Wellcome Library, London (CC BY 4.0)

Was intern ist, wird in der Projektion als extern angesehen. Menschen können nicht in die Gedanken anderer eindringen; Um das geistige Leben eines anderen zu verstehen, muss man die eigene Erfahrung projizieren. Wenn jemand projiziert, was bewusst wahr des Selbst ist und wenn die Projektion „passt“, kann sich die Person, die Gegenstand der Projektion ist, tief verstanden fühlen., So leitet ein sensibler Vater aus dem Gesichtsausdruck seiner Tochter ab, dass sie traurig ist; Er weiß, dass sein Gesicht ähnlich ist, wenn er selbst traurig ist. Wenn er die angenommene Emotion des Kindes benennt, fühlt es sich möglicherweise erkannt und getröstet., Intuition, Sprünge nonverbaler Synchronizität (wie wenn zwei Personen in einer Beziehung plötzlich ähnliche Gesten machen oder gleichzeitig an dasselbe Bild denken) und Spitzenerfahrungen mystischer Vereinigung (wenn man sich perfekt auf eine idealisierte andere Person wie einen romantischen Partner eingestellt fühlt) beinhalten eine Projektion des Selbst in das andere, oft mit starken emotionalen Belohnungen., Neurowissenschaftliche Entdeckungen in Bezug auf Spiegelneuronen und Kommunikationsprozesse von der rechten Gehirnhälfte zur rechten Gehirnhälfte (bei denen intuitives, emotionales, nonverbales und analoges Denken über Intonation, Gesichts-Affekt und Körpersprache zwischen Betreuern und Kindern geteilt wird) legen die neurologischen Grundlagen solcher langwieriger projektiver Phänomene fest.
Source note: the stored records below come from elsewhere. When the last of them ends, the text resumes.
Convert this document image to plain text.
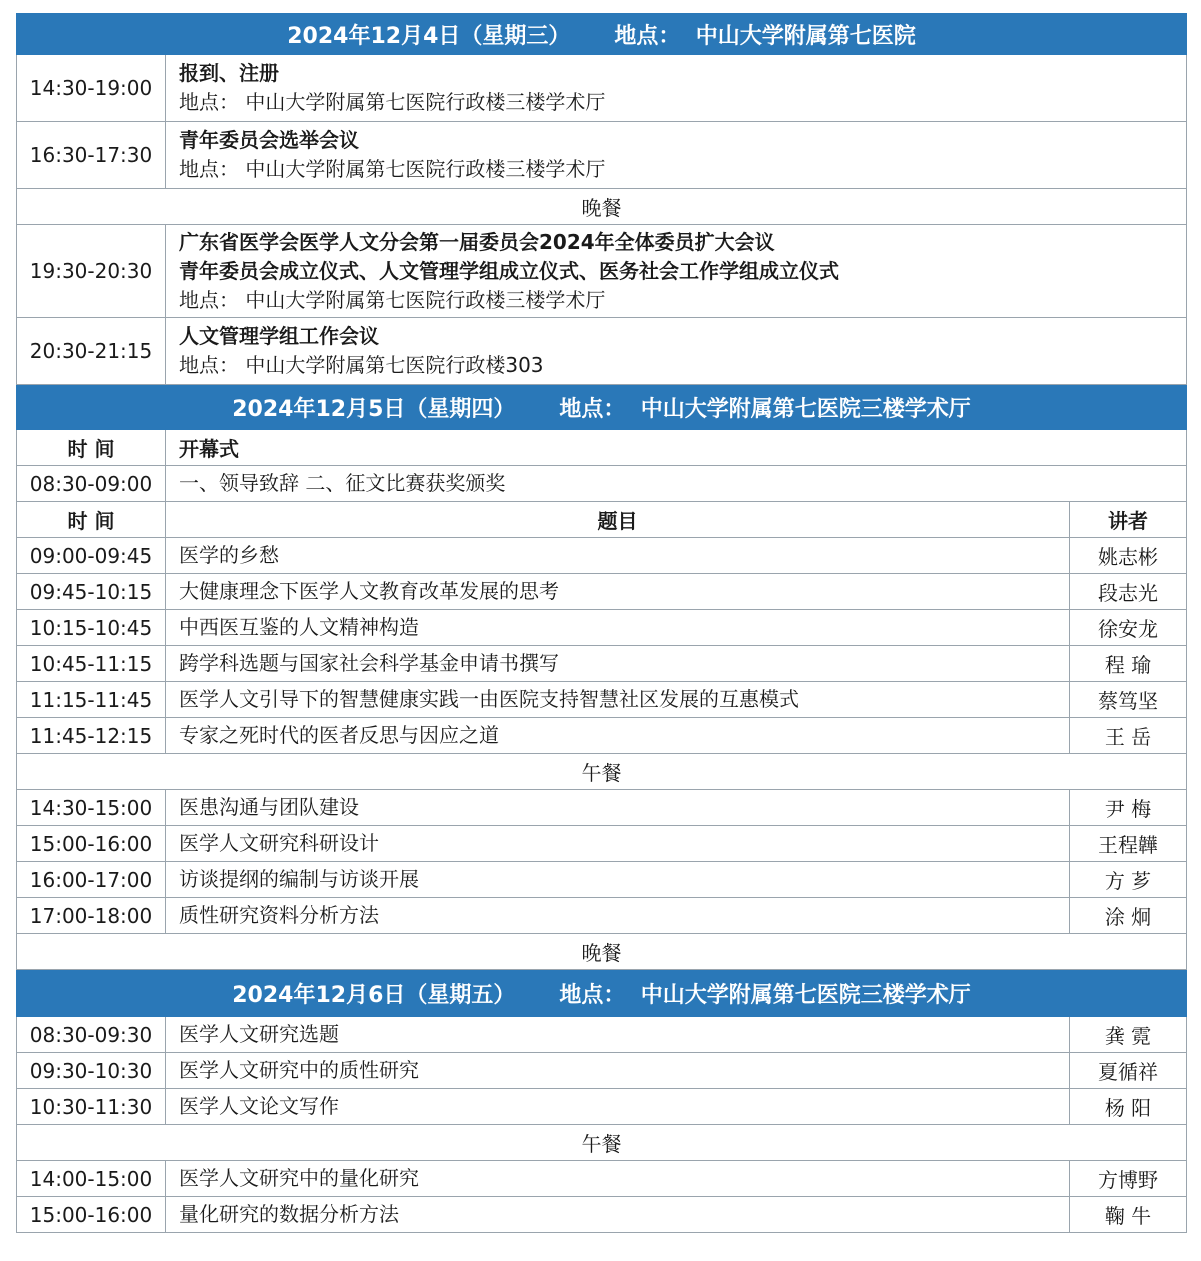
2024年12月4日（星期三） 地点： 中山大学附属第七医院		
14:30-19:00	报到、注册
地点： 中山大学附属第七医院行政楼三楼学术厅	

16:30-17:30	青年委员会选举会议
地点： 中山大学附属第七医院行政楼三楼学术厅	

晚餐		
19:30-20:30	广东省医学会医学人文分会第一届委员会2024年全体委员扩大会议
青年委员会成立仪式、人文管理学组成立仪式、医务社会工作学组成立仪式
地点： 中山大学附属第七医院行政楼三楼学术厅	

20:30-21:15	人文管理学组工作会议
地点： 中山大学附属第七医院行政楼303	

2024年12月5日（星期四） 地点： 中山大学附属第七医院三楼学术厅		
时 间	开幕式	
08:30-09:00	一、领导致辞 二、征文比赛获奖颁奖	
时 间	题目	讲者
09:00-09:45	医学的乡愁	姚志彬
09:45-10:15	大健康理念下医学人文教育改革发展的思考	段志光
10:15-10:45	中西医互鉴的人文精神构造	徐安龙
10:45-11:15	跨学科选题与国家社会科学基金申请书撰写	程 瑜
11:15-11:45	医学人文引导下的智慧健康实践一由医院支持智慧社区发展的互惠模式	蔡笃坚
11:45-12:15	专家之死时代的医者反思与因应之道	王 岳
午餐		
14:30-15:00	医患沟通与团队建设	尹 梅
15:00-16:00	医学人文研究科研设计	王程韡
16:00-17:00	访谈提纲的编制与访谈开展	方 芗
17:00-18:00	质性研究资料分析方法	涂 炯
晚餐		
2024年12月6日（星期五） 地点： 中山大学附属第七医院三楼学术厅		
08:30-09:30	医学人文研究选题	龚 霓
09:30-10:30	医学人文研究中的质性研究	夏循祥
10:30-11:30	医学人文论文写作	杨 阳
午餐		
14:00-15:00	医学人文研究中的量化研究	方博野
15:00-16:00	量化研究的数据分析方法	鞠 牛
Andererseits fungiert Projektion häufig als psychologische Verteidigung gegen schmerzhafte innere Zustände („Ich bin nicht die Person, die das fühlt; du bist!”)., Wenn Menschen Aspekte des Selbst projizieren, die abgelehnt, unbewusst und gehasst werden, und wenn sie das Objekt der Projektion dabei verzerren, kann Projektion als ungültig und destruktiv empfunden werden. Auf sozialer Ebene wurden Rassismus, Sexismus, Fremdenfeindlichkeit, Homophobie und andere bösartige „andere“ Denkweisen zumindest teilweise der Projektion zugeschrieben. Es gibt Forschungsergebnisse, zum Beispiel, dass Männer mit besonders homophoben Einstellungen eine überdurchschnittliche gleichgeschlechtliche Erregung haben, von denen sie nichts wissen., Die Projektion von verleugneten Geisteszuständen ist auch eine zentrale Dynamik in der traditionell konzeptualisierten Paranoia. Paranoide Zustände wie Verfolgungsängste, irrationaler Hass auf ein Individuum oder eine Gruppe, Eifersucht in Abwesenheit von Beweisen für Verrat und die Überzeugung, dass eine gewünschte Person sich selbst wünscht (dh Erotomanie, die Psychologie hinter Stalking), resultieren aus der Projektion unbewusster negativer Geisteszustände (z. B. Feindseligkeit, Neid, Hass, Verachtung, Eitelkeit, Sadismus, Lust, Gier, Schwäche usw.)., Mit anderen Worten, Paranoia beinhaltet sowohl die Entwaffnung einer persönlichen Tendenz als auch die Überzeugung, dass diese Tendenz sich selbst aus externen Quellen „angreift“.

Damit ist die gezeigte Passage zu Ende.